The process of refining metallic iron from iron-containing minerals (mainly iron oxides) mainly includes blast furnace method, direct reduction method, melt reduction method, and plasma method. From a metallurgical point of view, ironmaking is the reverse of iron rusting and gradual mineralization, simply put, the reduction of pure iron from iron-containing compounds. In actual production, pure iron does not exist, and what is obtained is an iron-carbon alloy.

Blast furnace ironmaking refers to the iron ore and coke, carbon monoxide, hydrogen and other fuels and fluxes (theoretically speaking, the metal activity is stronger than iron and ore can be mixed with high temperature can also be smelted iron) into the blast furnace for smelting, remove impurities and obtain metallic iron (pig iron).

It is generally reduced with carbon monoxide. Coal is burned to produce carbon dioxide, which reacts with carbon to produce carbon monoxide, which reduces iron.

Yes. Iron ore is an important raw material for iron and steel production enterprises, and natural ore (iron ore) is gradually selected through crushing, grinding, magnetic separation, flotation, gravity separation and other procedures.

Iron ore is an aggregate of minerals containing iron elements or iron compounds that can be economically utilized.

The iron oxide in hematite reacts with carbon monoxide at high temperatures to form iron (and carbon dioxide).

Common iron ores are magnetite (Fe3O4), hematite (Fe2O3), limonite (siderite (FeCO3);

Iron belongs to the pre-hydrogen metal, easy to oxygen reaction, therefore, the natural production of iron-containing minerals are iron oxides or iron salts, Fe is +2 or +3 valence, ironmaking is actually at high temperature with coke (C) to reduce iron to 0 valence Fe elemental process, of course, in order to remove iron ore in silicon, aluminum and other impurities, but also need to be equipped with some limestone (CaCO3) and other slag with a specific gravity less than iron (floating on liquid iron), molten iron is then refined by steelmaking, casting or calendering, it can be made into iron plates, wire rod and other goods;

There are many kinds of smelting methods, to choose according to the different ores, but basically can be classified as reduction method, if it is hematite, its main component is Fe2O3, after the ore is sorted, it enters the smelting furnace, reduces it into crude iron through coke, and then refined, if it is pyrite (mainly Fes), then it must be calcined first, so that it is converted into Fe2O3, and then smelted by reduction method. In short, there are various smelting methods depending on the ore, but the basic principle is to reduce Fe2O3 with carbon.
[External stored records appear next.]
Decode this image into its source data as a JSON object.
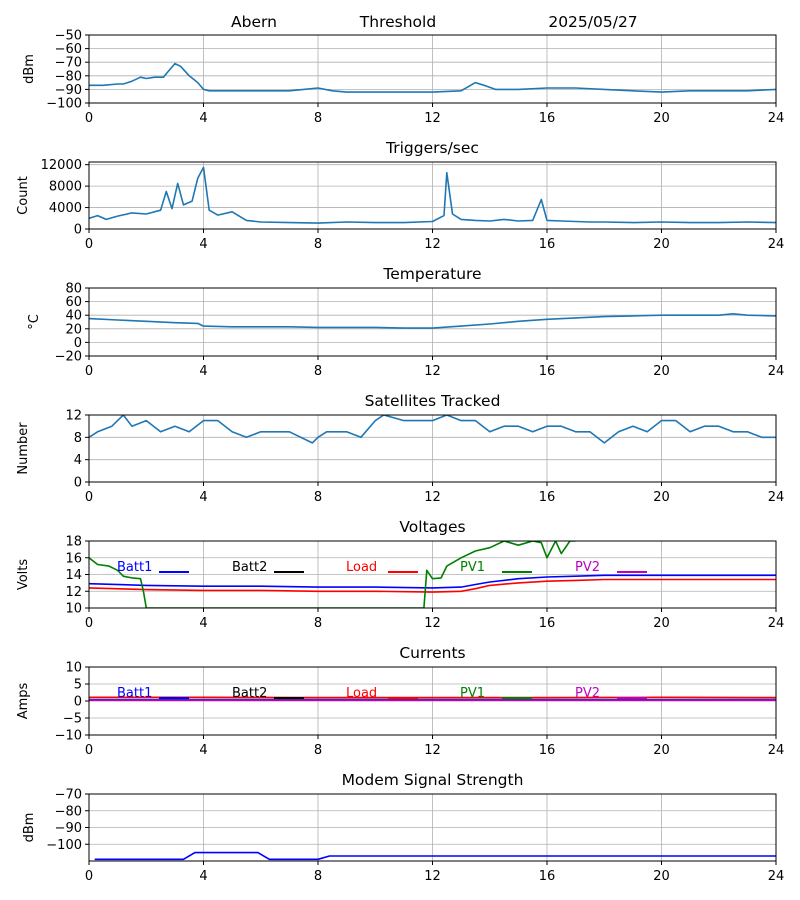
{
  "header": {
    "station": "Abern",
    "mode": "Threshold",
    "date": "2025/05/27"
  },
  "colors": {
    "default": "#1f77b4",
    "Batt1": "#0000ff",
    "Batt2": "#000000",
    "Load": "#ff0000",
    "PV1": "#008000",
    "PV2": "#bf00bf",
    "grid": "#b0b0b0"
  },
  "chart_data": [
    {
      "id": "threshold",
      "type": "line",
      "title": "",
      "ylabel": "dBm",
      "xlim": [
        0,
        24
      ],
      "ylim": [
        -100,
        -50
      ],
      "xticks": [
        0,
        4,
        8,
        12,
        16,
        20,
        24
      ],
      "yticks": [
        -100,
        -90,
        -80,
        -70,
        -60,
        -50
      ],
      "grid": true,
      "series": [
        {
          "x": [
            0,
            0.5,
            1,
            1.2,
            1.5,
            1.8,
            2,
            2.3,
            2.6,
            2.8,
            3.0,
            3.2,
            3.5,
            3.8,
            4.0,
            4.2,
            5,
            6,
            7,
            7.5,
            8,
            8.5,
            9,
            10,
            11,
            12,
            13,
            13.5,
            13.8,
            14.2,
            15,
            16,
            17,
            18,
            19,
            20,
            21,
            22,
            23,
            24
          ],
          "y": [
            -87,
            -87,
            -86,
            -86,
            -84,
            -81,
            -82,
            -81,
            -81,
            -76,
            -71,
            -73,
            -80,
            -85,
            -90,
            -91,
            -91,
            -91,
            -91,
            -90,
            -89,
            -91,
            -92,
            -92,
            -92,
            -92,
            -91,
            -85,
            -87,
            -90,
            -90,
            -89,
            -89,
            -90,
            -91,
            -92,
            -91,
            -91,
            -91,
            -90
          ]
        }
      ]
    },
    {
      "id": "triggers",
      "type": "line",
      "title": "Triggers/sec",
      "ylabel": "Count",
      "xlim": [
        0,
        24
      ],
      "ylim": [
        0,
        12500
      ],
      "xticks": [
        0,
        4,
        8,
        12,
        16,
        20,
        24
      ],
      "yticks": [
        0,
        4000,
        8000,
        12000
      ],
      "grid": true,
      "series": [
        {
          "x": [
            0,
            0.3,
            0.6,
            1.0,
            1.5,
            2.0,
            2.5,
            2.7,
            2.9,
            3.1,
            3.3,
            3.6,
            3.8,
            4.0,
            4.2,
            4.5,
            5.0,
            5.5,
            6.0,
            7.0,
            8.0,
            9.0,
            10.0,
            11.0,
            12.0,
            12.4,
            12.5,
            12.7,
            13.0,
            13.5,
            14.0,
            14.5,
            15.0,
            15.5,
            15.8,
            16.0,
            16.5,
            17.0,
            17.5,
            18.0,
            19.0,
            20.0,
            21.0,
            22.0,
            23.0,
            24.0
          ],
          "y": [
            2000,
            2500,
            1800,
            2400,
            3000,
            2800,
            3500,
            7000,
            3800,
            8500,
            4500,
            5200,
            9500,
            11500,
            3500,
            2600,
            3200,
            1600,
            1300,
            1200,
            1100,
            1300,
            1200,
            1200,
            1400,
            2500,
            10500,
            2800,
            1800,
            1600,
            1500,
            1800,
            1500,
            1600,
            5500,
            1600,
            1500,
            1400,
            1300,
            1300,
            1200,
            1300,
            1200,
            1200,
            1300,
            1200
          ]
        }
      ]
    },
    {
      "id": "temperature",
      "type": "line",
      "title": "Temperature",
      "ylabel": "°C",
      "xlim": [
        0,
        24
      ],
      "ylim": [
        -20,
        80
      ],
      "xticks": [
        0,
        4,
        8,
        12,
        16,
        20,
        24
      ],
      "yticks": [
        -20,
        0,
        20,
        40,
        60,
        80
      ],
      "grid": true,
      "series": [
        {
          "x": [
            0,
            1,
            2,
            3,
            3.8,
            4.0,
            5,
            6,
            7,
            8,
            9,
            10,
            11,
            12,
            13,
            14,
            15,
            16,
            17,
            18,
            19,
            20,
            21,
            22,
            22.5,
            23,
            24
          ],
          "y": [
            35,
            33,
            31,
            29,
            28,
            24,
            23,
            23,
            23,
            22,
            22,
            22,
            21,
            21,
            24,
            27,
            31,
            34,
            36,
            38,
            39,
            40,
            40,
            40,
            42,
            40,
            39
          ]
        }
      ]
    },
    {
      "id": "satellites",
      "type": "line",
      "title": "Satellites Tracked",
      "ylabel": "Number",
      "xlim": [
        0,
        24
      ],
      "ylim": [
        0,
        12
      ],
      "xticks": [
        0,
        4,
        8,
        12,
        16,
        20,
        24
      ],
      "yticks": [
        0,
        4,
        8,
        12
      ],
      "grid": true,
      "series": [
        {
          "x": [
            0,
            0.3,
            0.8,
            1.0,
            1.2,
            1.5,
            2.0,
            2.5,
            3.0,
            3.5,
            4.0,
            4.5,
            5.0,
            5.5,
            6.0,
            7.0,
            7.8,
            8.0,
            8.3,
            9.0,
            9.5,
            10.0,
            10.3,
            11.0,
            11.5,
            12.0,
            12.5,
            13.0,
            13.5,
            14.0,
            14.5,
            15.0,
            15.5,
            16.0,
            16.5,
            17.0,
            17.5,
            18.0,
            18.5,
            19.0,
            19.5,
            20.0,
            20.5,
            21.0,
            21.5,
            22.0,
            22.5,
            23.0,
            23.5,
            24.0
          ],
          "y": [
            8,
            9,
            10,
            11,
            12,
            10,
            11,
            9,
            10,
            9,
            11,
            11,
            9,
            8,
            9,
            9,
            7,
            8,
            9,
            9,
            8,
            11,
            12,
            11,
            11,
            11,
            12,
            11,
            11,
            9,
            10,
            10,
            9,
            10,
            10,
            9,
            9,
            7,
            9,
            10,
            9,
            11,
            11,
            9,
            10,
            10,
            9,
            9,
            8,
            8
          ]
        }
      ]
    },
    {
      "id": "voltages",
      "type": "line",
      "title": "Voltages",
      "ylabel": "Volts",
      "xlim": [
        0,
        24
      ],
      "ylim": [
        10,
        18
      ],
      "xticks": [
        0,
        4,
        8,
        12,
        16,
        20,
        24
      ],
      "yticks": [
        10,
        12,
        14,
        16,
        18
      ],
      "grid": true,
      "legend": [
        "Batt1",
        "Batt2",
        "Load",
        "PV1",
        "PV2"
      ],
      "series": [
        {
          "name": "Batt1",
          "x": [
            0,
            2,
            4,
            6,
            8,
            10,
            12,
            13,
            13.5,
            14,
            15,
            16,
            17,
            18,
            20,
            22,
            24
          ],
          "y": [
            12.9,
            12.7,
            12.6,
            12.6,
            12.5,
            12.5,
            12.4,
            12.5,
            12.8,
            13.1,
            13.5,
            13.7,
            13.8,
            13.9,
            13.9,
            13.9,
            13.9
          ]
        },
        {
          "name": "Load",
          "x": [
            0,
            2,
            4,
            6,
            8,
            10,
            12,
            13,
            13.5,
            14,
            15,
            16,
            17,
            18,
            20,
            22,
            24
          ],
          "y": [
            12.4,
            12.2,
            12.1,
            12.1,
            12.0,
            12.0,
            11.9,
            12.0,
            12.3,
            12.7,
            13.0,
            13.2,
            13.3,
            13.4,
            13.4,
            13.4,
            13.4
          ]
        },
        {
          "name": "PV1",
          "x": [
            0,
            0.3,
            0.7,
            1.0,
            1.2,
            1.5,
            1.8,
            1.9,
            2.0,
            11.7,
            11.8,
            12.0,
            12.3,
            12.5,
            13.0,
            13.5,
            14.0,
            14.5,
            15.0,
            15.5,
            15.8,
            16.0,
            16.3,
            16.5,
            16.8,
            17.0
          ],
          "y": [
            16,
            15.2,
            15.0,
            14.5,
            13.8,
            13.6,
            13.5,
            12,
            10,
            10,
            14.5,
            13.5,
            13.6,
            15,
            16,
            16.8,
            17.2,
            18,
            17.5,
            18,
            17.8,
            16,
            18,
            16.5,
            18,
            18
          ]
        }
      ]
    },
    {
      "id": "currents",
      "type": "line",
      "title": "Currents",
      "ylabel": "Amps",
      "xlim": [
        0,
        24
      ],
      "ylim": [
        -10,
        10
      ],
      "xticks": [
        0,
        4,
        8,
        12,
        16,
        20,
        24
      ],
      "yticks": [
        -10,
        -5,
        0,
        5,
        10
      ],
      "grid": true,
      "legend": [
        "Batt1",
        "Batt2",
        "Load",
        "PV1",
        "PV2"
      ],
      "series": [
        {
          "name": "Batt1",
          "x": [
            0,
            24
          ],
          "y": [
            0.4,
            0.4
          ]
        },
        {
          "name": "Load",
          "x": [
            0,
            4,
            8,
            12,
            16,
            20,
            24
          ],
          "y": [
            1.1,
            1.1,
            1.0,
            1.0,
            1.0,
            1.1,
            1.0
          ]
        },
        {
          "name": "PV1",
          "x": [
            0,
            24
          ],
          "y": [
            0.3,
            0.3
          ]
        },
        {
          "name": "PV2",
          "x": [
            0,
            24
          ],
          "y": [
            0.2,
            0.2
          ]
        }
      ]
    },
    {
      "id": "modem",
      "type": "line",
      "title": "Modem Signal Strength",
      "ylabel": "dBm",
      "xlim": [
        0,
        24
      ],
      "ylim": [
        -110,
        -70
      ],
      "xticks": [
        0,
        4,
        8,
        12,
        16,
        20,
        24
      ],
      "yticks": [
        -100,
        -90,
        -80,
        -70
      ],
      "grid": true,
      "series": [
        {
          "name": "Modem",
          "x": [
            0.2,
            3.3,
            3.7,
            5.9,
            6.3,
            8.0,
            8.4,
            24
          ],
          "y": [
            -109,
            -109,
            -105,
            -105,
            -109,
            -109,
            -107,
            -107
          ]
        }
      ]
    }
  ]
}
Iron is a pre-hydrogen metal that is easy to react with oxygen, so the naturally produced iron-containing minerals are iron oxides or iron salts, such as magnetite (Fe3O4), hematite (Fe2O3), limonite (siderite (FeCO3);

Because Fe in the ore is +2 or +3 valence, ironmaking is actually a process of reducing iron to 0 valence Fe element with coke (C) at high temperatures, of course, in order to remove impurities such as silicon and aluminum in iron ore, it is also necessary to prepare some limestone (CaCO3) to form slag with a specific gravity less than iron (floating on liquid iron), and the molten iron can be refined by steelmaking, casting or calendering, which can be made into iron plates, wire rods and other commodities;

Iron ore is obtained by smelting at high temperatures with coke.
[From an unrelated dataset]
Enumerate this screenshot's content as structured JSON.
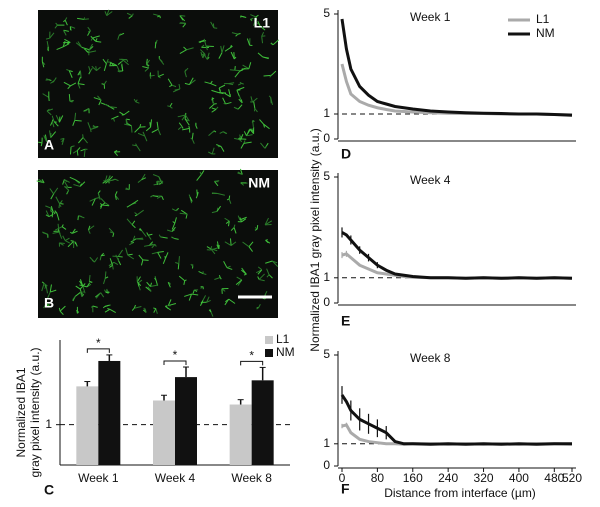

1. The principle of ironmaking (how to make iron from iron ore) The iron oxides in iron ore are reduced to metallic iron with a reducing agent. Iron oxides (Fe2O3, Fe3O4, FeO) + reducing agents (C, Co, H2) Iron (Fe).

Second, the method of ironmaking.

1) Direct reduction method (non-blast furnace ironmaking method).
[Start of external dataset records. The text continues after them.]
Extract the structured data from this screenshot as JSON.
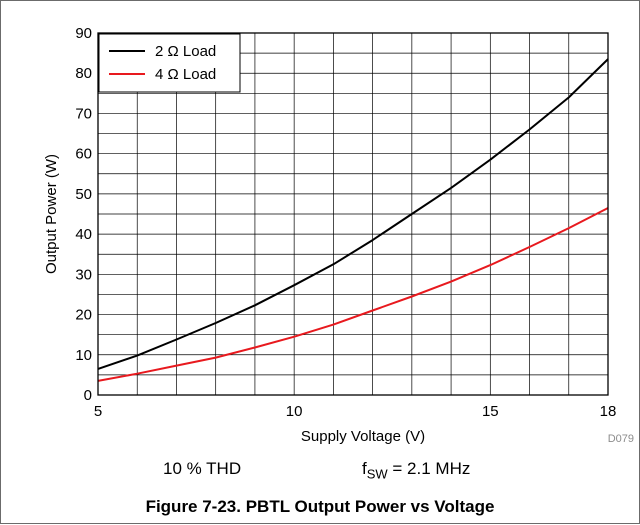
{
  "chart_data": {
    "type": "line",
    "xlabel": "Supply Voltage (V)",
    "ylabel": "Output Power (W)",
    "xlim": [
      5,
      18
    ],
    "ylim": [
      0,
      90
    ],
    "x_ticks": [
      5,
      10,
      15,
      18
    ],
    "y_ticks": [
      0,
      10,
      20,
      30,
      40,
      50,
      60,
      70,
      80,
      90
    ],
    "x_minor_step": 1,
    "y_minor_step": 5,
    "grid": true,
    "legend_position": "top-left",
    "series": [
      {
        "name": "2 Ω Load",
        "color": "#000000",
        "x": [
          5,
          6,
          7,
          8,
          9,
          10,
          11,
          12,
          13,
          14,
          15,
          16,
          17,
          18
        ],
        "y": [
          6.5,
          9.8,
          13.8,
          17.9,
          22.3,
          27.3,
          32.5,
          38.5,
          45.0,
          51.5,
          58.5,
          66.0,
          74.0,
          83.5
        ]
      },
      {
        "name": "4 Ω Load",
        "color": "#e8191e",
        "x": [
          5,
          6,
          7,
          8,
          9,
          10,
          11,
          12,
          13,
          14,
          15,
          16,
          17,
          18
        ],
        "y": [
          3.5,
          5.3,
          7.3,
          9.3,
          11.8,
          14.5,
          17.5,
          21.0,
          24.5,
          28.2,
          32.3,
          36.8,
          41.5,
          46.5
        ]
      }
    ],
    "figure_code": "D079"
  },
  "conditions": {
    "thd": "10 % THD",
    "fsw_prefix": "f",
    "fsw_subscript": "SW",
    "fsw_value": " = 2.1 MHz"
  },
  "caption": "Figure 7-23. PBTL Output Power vs Voltage"
}
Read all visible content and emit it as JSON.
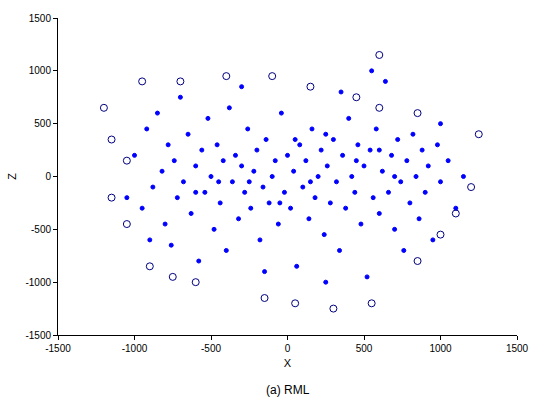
{
  "chart_data": {
    "type": "scatter",
    "caption": "(a) RML",
    "xlabel": "X",
    "ylabel": "Z",
    "xlim": [
      -1500,
      1500
    ],
    "xticks": [
      -1500,
      -1000,
      -500,
      0,
      500,
      1000,
      1500
    ],
    "ylim": [
      -1500,
      1500
    ],
    "yticks": [
      -1500,
      -1000,
      -500,
      0,
      500,
      1000,
      1500
    ],
    "grid": false,
    "series": [
      {
        "color": "#0000ff",
        "marker": "dot",
        "x": [
          -1000,
          -950,
          -920,
          -880,
          -850,
          -820,
          -800,
          -780,
          -760,
          -740,
          -720,
          -700,
          -680,
          -650,
          -630,
          -600,
          -580,
          -560,
          -540,
          -520,
          -500,
          -480,
          -460,
          -440,
          -420,
          -400,
          -380,
          -360,
          -340,
          -320,
          -300,
          -280,
          -260,
          -240,
          -220,
          -200,
          -180,
          -160,
          -140,
          -120,
          -100,
          -80,
          -60,
          -40,
          -20,
          0,
          20,
          40,
          60,
          80,
          100,
          120,
          140,
          160,
          180,
          200,
          220,
          240,
          260,
          280,
          300,
          320,
          340,
          360,
          380,
          400,
          420,
          440,
          460,
          480,
          500,
          520,
          540,
          560,
          580,
          600,
          620,
          640,
          660,
          680,
          700,
          720,
          740,
          760,
          780,
          800,
          820,
          840,
          860,
          880,
          900,
          920,
          950,
          980,
          1000,
          1050,
          1100,
          1150,
          -150,
          250,
          -300,
          350,
          550,
          -900,
          1000,
          -1050,
          150,
          -50,
          450,
          -250,
          700,
          -600,
          250,
          -450,
          50,
          600
        ],
        "values": [
          200,
          -300,
          450,
          -100,
          600,
          50,
          -450,
          300,
          -650,
          150,
          -200,
          750,
          -50,
          400,
          -350,
          100,
          -800,
          250,
          -150,
          550,
          0,
          -500,
          300,
          -250,
          150,
          -700,
          650,
          -50,
          200,
          -400,
          100,
          -150,
          450,
          -300,
          50,
          250,
          -600,
          -100,
          350,
          -250,
          0,
          150,
          -450,
          600,
          -150,
          200,
          -300,
          50,
          -850,
          300,
          -100,
          150,
          -400,
          450,
          -200,
          0,
          250,
          -550,
          100,
          -250,
          350,
          -50,
          -700,
          200,
          -300,
          550,
          0,
          -150,
          300,
          -450,
          100,
          -950,
          250,
          -200,
          450,
          -350,
          50,
          900,
          -150,
          200,
          -500,
          350,
          -50,
          -700,
          150,
          -250,
          400,
          0,
          -400,
          250,
          -150,
          100,
          -600,
          300,
          -50,
          150,
          -300,
          0,
          -900,
          -1000,
          850,
          800,
          1000,
          -600,
          500,
          -200,
          -50,
          -250,
          150,
          -50,
          0,
          -150,
          400,
          -50,
          350,
          250
        ]
      },
      {
        "color": "#000080",
        "marker": "circle-open",
        "x": [
          -1200,
          -1150,
          -1050,
          -1150,
          -1050,
          -900,
          -750,
          -600,
          -150,
          50,
          300,
          550,
          850,
          1000,
          1100,
          1200,
          1250,
          850,
          600,
          450,
          150,
          -100,
          -400,
          -700,
          -950,
          600
        ],
        "values": [
          650,
          350,
          150,
          -200,
          -450,
          -850,
          -950,
          -1000,
          -1150,
          -1200,
          -1250,
          -1200,
          -800,
          -550,
          -350,
          -100,
          400,
          600,
          650,
          750,
          850,
          950,
          950,
          900,
          900,
          1150
        ]
      }
    ]
  }
}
2) Blast furnace ironmaking method (main method).

3. Raw materials and their functions for blast furnace ironmaking.

1) Iron ore: (sinter, pellet) provides iron element.

It takes about tons of ore to smelt one ton of iron.

2) Coke:

It takes about 500kg of coke to smelt one ton of iron.

provide heat; Provision of reducing agents; The skeleton of the column.

3) Flux: (limestone, dolomite, fluorite).

melt the slag into a liquid; Removal of the harmful element sulfur (s).

4) Air: provides oxygen for coke combustion.

To put it simply, the iron oxide in iron ore reacts with carbon monoxide at high temperature to form iron.